The unintended consequences, according to Mr. Morgan, are that hospitals might initially save some direct anesthesia costs on the their bottom line, but they often run the risk of significantly increased costs from less than optimal compliance, quality, outcomes and patient experiences.

High performing anesthesia group should be consistently meeting CMS and accreditation requirements for quality and compliance, according to Mr. Morgan. Anesthesia should maintain continuous survey readiness to address all of the common areas of anesthesia compliance risk to include medication safety and security, infection control and documentation. Anesthesia should also lead the hospital's interdisciplinary efforts surrounding sedation and acute pain management, which presents significant compliance risk and impacts the patient's experience and length of stay. Beyond that, Mr. Morgan says, anesthesia groups should also be capturing and reporting clinical outcomes and useful patient experience metrics as a means to monitor, validate and improve performance.

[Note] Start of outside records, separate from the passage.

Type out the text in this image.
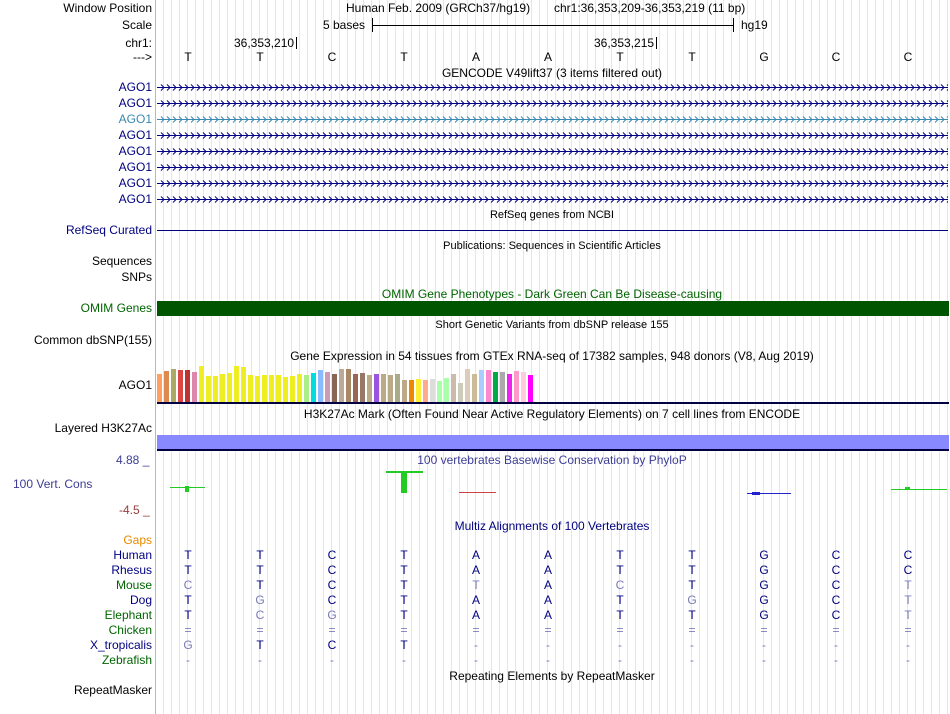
Window Position	Human Feb. 2009 (GRCh37/hg19) chr1:36,353,209-36,353,219 (11 bp)
Scale	5 bases	hg19
chr1:	36,353,210	36,353,215
--->	T	T	C	T	A	A	T	T	G	C	C
GENCODE V49lift37 (3 items filtered out)
AGO1
AGO1
AGO1
AGO1
AGO1
AGO1
AGO1
AGO1
RefSeq genes from NCBI
RefSeq Curated
Publications: Sequences in Scientific Articles
Sequences
SNPs
OMIM Gene Phenotypes - Dark Green Can Be Disease-causing
OMIM Genes
Short Genetic Variants from dbSNP release 155
Common dbSNP(155)
Gene Expression in 54 tissues from GTEx RNA-seq of 17382 samples, 948 donors (V8, Aug 2019)
AGO1
H3K27Ac Mark (Often Found Near Active Regulatory Elements) on 7 cell lines from ENCODE
Layered H3K27Ac
100 vertebrates Basewise Conservation by PhyloP
4.88 _
100 Vert. Cons
-4.5 _
Multiz Alignments of 100 Vertebrates
Gaps
Human	T	T	C	T	A	A	T	T	G	C	C
Rhesus	T	T	C	T	A	A	T	T	G	C	C
Mouse	C	T	C	T	T	A	C	T	G	C	T
Dog	T	G	C	T	A	A	T	G	G	C	T
Elephant	T	C	G	T	A	A	T	T	G	C	T
Chicken	=	=	=	=	=	=	=	=	=	=	=
X_tropicalis	G	T	C	T	-	-	-	-	-	-	-
Zebrafish	-	-	-	-	-	-	-	-	-	-	-
Repeating Elements by RepeatMasker
RepeatMasker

"Oftentimes the anesthesia group will capture the data, but not do anything with it," Mr. Morgan says. "This is a common yet avoidable pitfall in quality management as anesthesia [providers] need to create the infrastructure to capture good data, and then continuously monitor, report and act on it to improve quality and outcomes."

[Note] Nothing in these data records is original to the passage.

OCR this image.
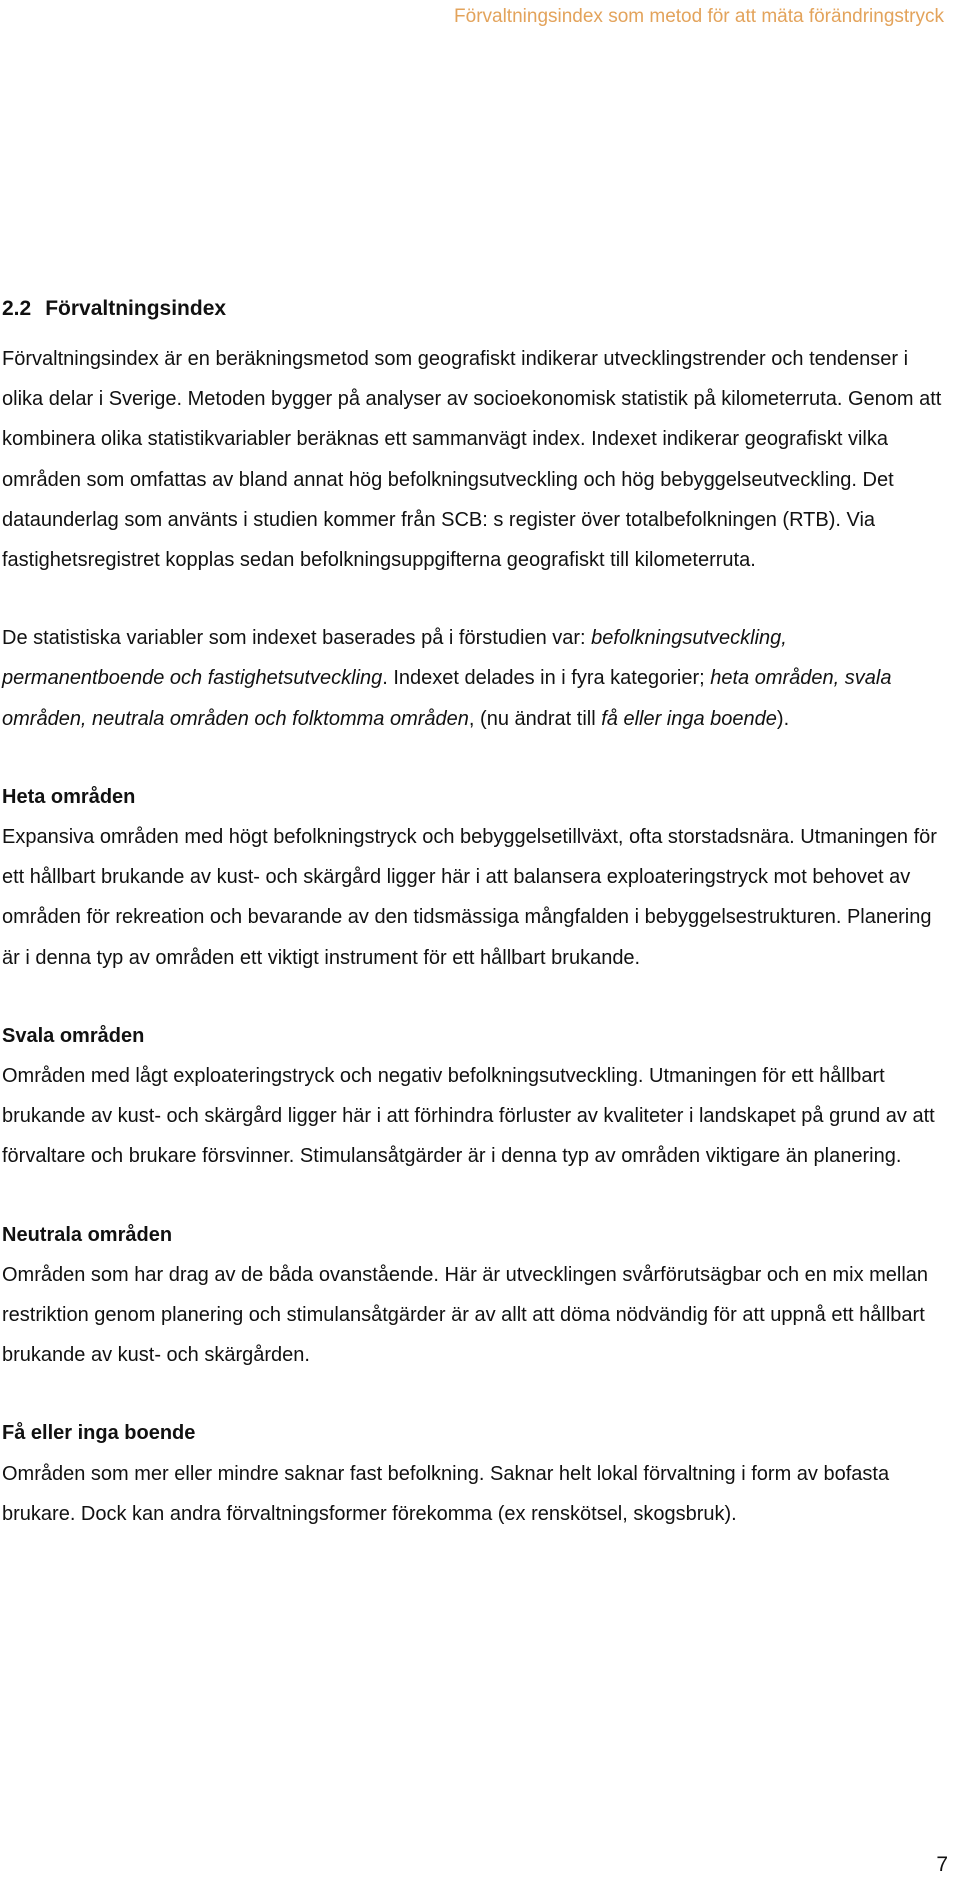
Förvaltningsindex som metod för att mäta förändringstryck
2.2 Förvaltningsindex

Förvaltningsindex är en beräkningsmetod som geografiskt indikerar utvecklingstrender och tendenser i olika delar i Sverige. Metoden bygger på analyser av socioekonomisk statistik på kilometerruta. Genom att kombinera olika statistikvariabler beräknas ett sammanvägt index. Indexet indikerar geografiskt vilka områden som omfattas av bland annat hög befolkningsutveckling och hög bebyggelseutveckling. Det dataunderlag som använts i studien kommer från SCB: s register över totalbefolkningen (RTB). Via fastighetsregistret kopplas sedan befolkningsuppgifterna geografiskt till kilometerruta.

De statistiska variabler som indexet baserades på i förstudien var: befolkningsutveckling, permanentboende och fastighetsutveckling. Indexet delades in i fyra kategorier; heta områden, svala områden, neutrala områden och folktomma områden, (nu ändrat till få eller inga boende).

Heta områden

Expansiva områden med högt befolkningstryck och bebyggelsetillväxt, ofta storstadsnära. Utmaningen för ett hållbart brukande av kust- och skärgård ligger här i att balansera exploateringstryck mot behovet av områden för rekreation och bevarande av den tidsmässiga mångfalden i bebyggelsestrukturen. Planering är i denna typ av områden ett viktigt instrument för ett hållbart brukande.

Svala områden

Områden med lågt exploateringstryck och negativ befolkningsutveckling. Utmaningen för ett hållbart brukande av kust- och skärgård ligger här i att förhindra förluster av kvaliteter i landskapet på grund av att förvaltare och brukare försvinner. Stimulansåtgärder är i denna typ av områden viktigare än planering.

Neutrala områden

Områden som har drag av de båda ovanstående. Här är utvecklingen svårförutsägbar och en mix mellan restriktion genom planering och stimulansåtgärder är av allt att döma nödvändig för att uppnå ett hållbart brukande av kust- och skärgården.

Få eller inga boende

Områden som mer eller mindre saknar fast befolkning. Saknar helt lokal förvaltning i form av bofasta brukare. Dock kan andra förvaltningsformer förekomma (ex renskötsel, skogsbruk).

7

Additionally, anesthesia services need to go beyond quality metrics to influence and manage patient expectations and experience, Mr. Morgan says. Patients should be "overly-informed" of every step of the process, especially during care handoffs, because they can often be the source of communication and quality breakdowns.

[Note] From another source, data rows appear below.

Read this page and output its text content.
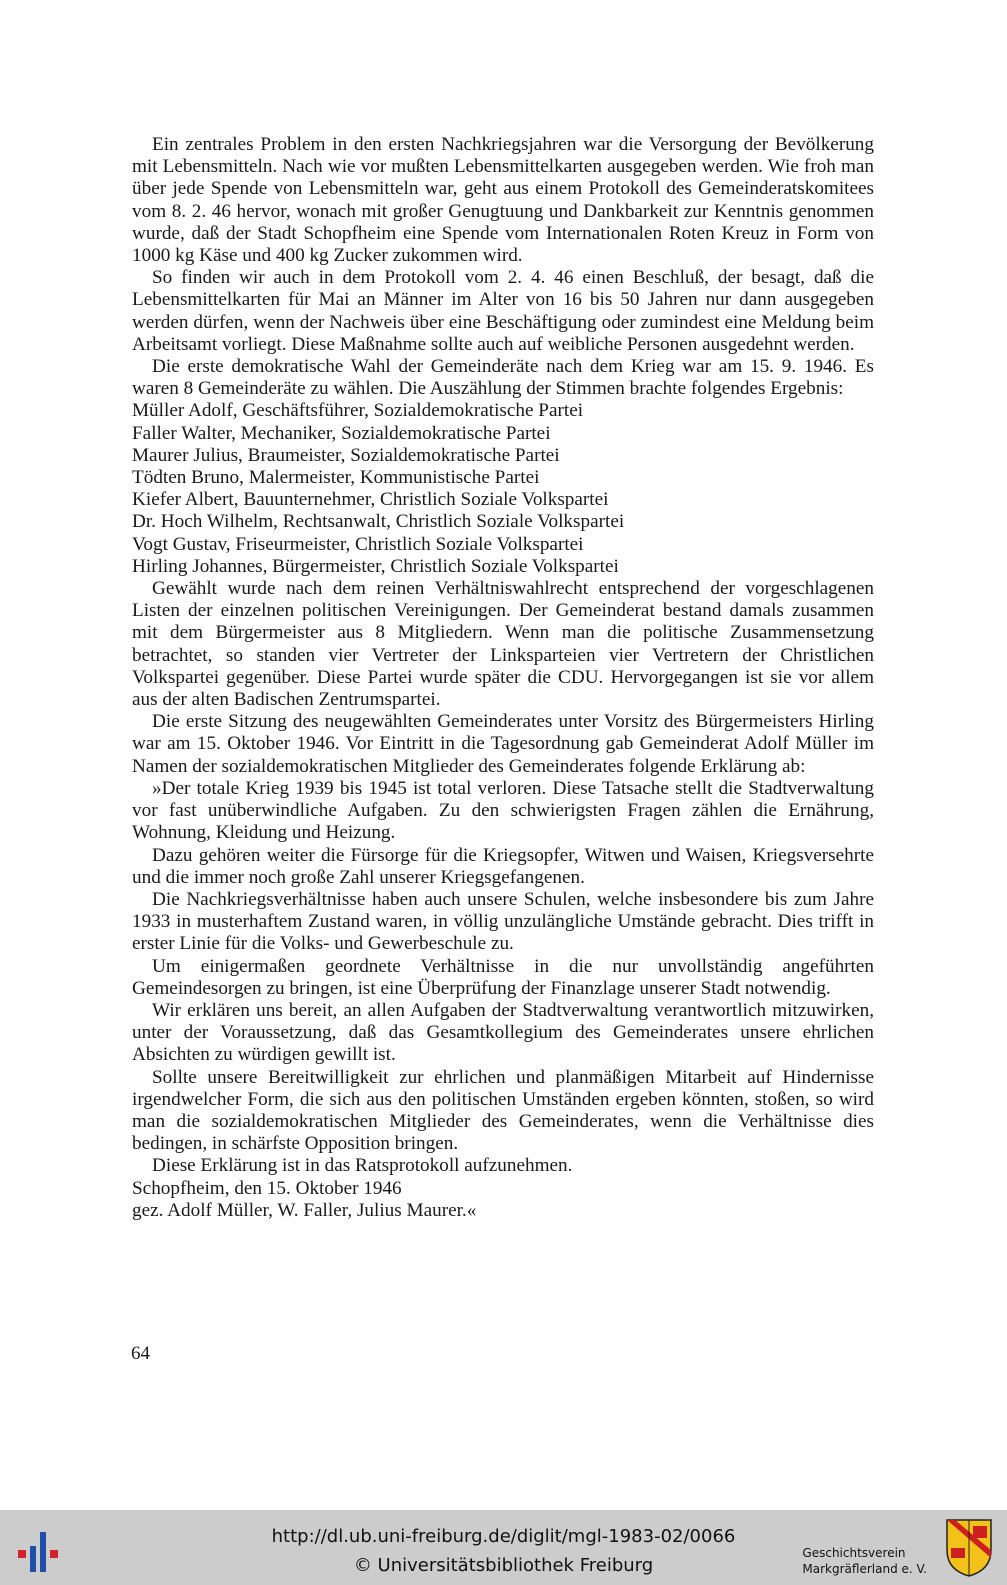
Ein zentrales Problem in den ersten Nachkriegsjahren war die Versorgung der Bevölkerung mit Lebensmitteln. Nach wie vor mußten Lebensmittelkarten ausgegeben werden. Wie froh man über jede Spende von Lebensmitteln war, geht aus einem Protokoll des Gemeinderatskomitees vom 8. 2. 46 hervor, wonach mit großer Genugtuung und Dankbarkeit zur Kenntnis genommen wurde, daß der Stadt Schopfheim eine Spende vom Internationalen Roten Kreuz in Form von 1000 kg Käse und 400 kg Zucker zukommen wird.

So finden wir auch in dem Protokoll vom 2. 4. 46 einen Beschluß, der besagt, daß die Lebensmittelkarten für Mai an Männer im Alter von 16 bis 50 Jahren nur dann ausgegeben werden dürfen, wenn der Nachweis über eine Beschäftigung oder zumindest eine Meldung beim Arbeitsamt vorliegt. Diese Maßnahme sollte auch auf weibliche Personen ausgedehnt werden.

Die erste demokratische Wahl der Gemeinderäte nach dem Krieg war am 15. 9. 1946. Es waren 8 Gemeinderäte zu wählen. Die Auszählung der Stimmen brachte folgendes Ergebnis:

Müller Adolf, Geschäftsführer, Sozialdemokratische Partei
Faller Walter, Mechaniker, Sozialdemokratische Partei
Maurer Julius, Braumeister, Sozialdemokratische Partei
Tödten Bruno, Malermeister, Kommunistische Partei
Kiefer Albert, Bauunternehmer, Christlich Soziale Volkspartei
Dr. Hoch Wilhelm, Rechtsanwalt, Christlich Soziale Volkspartei
Vogt Gustav, Friseurmeister, Christlich Soziale Volkspartei
Hirling Johannes, Bürgermeister, Christlich Soziale Volkspartei

Gewählt wurde nach dem reinen Verhältniswahlrecht entsprechend der vorgeschlagenen Listen der einzelnen politischen Vereinigungen. Der Gemeinderat bestand damals zusammen mit dem Bürgermeister aus 8 Mitgliedern. Wenn man die politische Zusammensetzung betrachtet, so standen vier Vertreter der Linksparteien vier Vertretern der Christlichen Volkspartei gegenüber. Diese Partei wurde später die CDU. Hervorgegangen ist sie vor allem aus der alten Badischen Zentrumspartei.

Die erste Sitzung des neugewählten Gemeinderates unter Vorsitz des Bürgermeisters Hirling war am 15. Oktober 1946. Vor Eintritt in die Tagesordnung gab Gemeinderat Adolf Müller im Namen der sozialdemokratischen Mitglieder des Gemeinderates folgende Erklärung ab:

»Der totale Krieg 1939 bis 1945 ist total verloren. Diese Tatsache stellt die Stadtverwaltung vor fast unüberwindliche Aufgaben. Zu den schwierigsten Fragen zählen die Ernährung, Wohnung, Kleidung und Heizung.

Dazu gehören weiter die Fürsorge für die Kriegsopfer, Witwen und Waisen, Kriegsversehrte und die immer noch große Zahl unserer Kriegsgefangenen.

Die Nachkriegsverhältnisse haben auch unsere Schulen, welche insbesondere bis zum Jahre 1933 in musterhaftem Zustand waren, in völlig unzulängliche Umstände gebracht. Dies trifft in erster Linie für die Volks- und Gewerbeschule zu.

Um einigermaßen geordnete Verhältnisse in die nur unvollständig angeführten Gemeindesorgen zu bringen, ist eine Überprüfung der Finanzlage unserer Stadt notwendig.

Wir erklären uns bereit, an allen Aufgaben der Stadtverwaltung verantwortlich mitzuwirken, unter der Voraussetzung, daß das Gesamtkollegium des Gemeinderates unsere ehrlichen Absichten zu würdigen gewillt ist.

Sollte unsere Bereitwilligkeit zur ehrlichen und planmäßigen Mitarbeit auf Hindernisse irgendwelcher Form, die sich aus den politischen Umständen ergeben könnten, stoßen, so wird man die sozialdemokratischen Mitglieder des Gemeinderates, wenn die Verhältnisse dies bedingen, in schärfste Opposition bringen.

Diese Erklärung ist in das Ratsprotokoll aufzunehmen.

Schopfheim, den 15. Oktober 1946

gez. Adolf Müller, W. Faller, Julius Maurer.«

64
http://dl.ub.uni-freiburg.de/diglit/mgl-1983-02/0066
© Universitätsbibliothek Freiburg
Geschichtsverein
Markgräflerland e. V.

Improved patient engagement by anesthesia clinicians can also drive better HCAHPS scores for the hospital, which in addition to other clinical quality outcomes, impact bottom line costs. "Anesthesia quality data can be used like good driving discounts for reducing anesthesia malpractice premiums and increasing commercial insurance reimbursements," Mr. Morgan says. Taking good quality metrics to malpractice insurance carriers to demonstrate how an anesthesia group compares to the local region or the rest of the country can drive savings for anesthesia groups and hospitals, which often subsidize inflated malpractice costs.

3. Financial impact
Anesthesia typically represents a big cost center number on the balance sheet for most hospitals. As such, anesthesia groups should be transparent with the organizations they serve, according to Mr. Morgan. These multimillion dollar costs add up and can be influenced in a number of ways if not well managed — especially when it comes to compensation and the staffing model. On the revenue side, if the anesthesia group's billing/revenue cycle performance is not optimal, that ties back into a hospital's bottom line, he says. It means a hospital is unnecessarily subsidizing the loss from non-maximized reimbursement. "The revenue side is just as important to analyze and scrutinize," Mr. Morgan says. "It can have a tremendous, multimillion dollar impact on a hospital's bottom line."

For example, the national anesthesia claims error rate is an estimated 25 percent, resulting in an average underpayment rate among commercial payers of about 6 percent, according to Mr. Morgan. While that may not seem like much, if a group bills $10 million annually to commercial payers, that's $600,000 lost each year. "That can add up on the hospital's bottom line if the group is subsidized," he says.

Mr. Morgan stresses that anesthesia needs to more often publicize and validate their value-added services to drive cost savings and quality for the hospital in order to keep the specialty from being marginalized as strictly a cost commodity.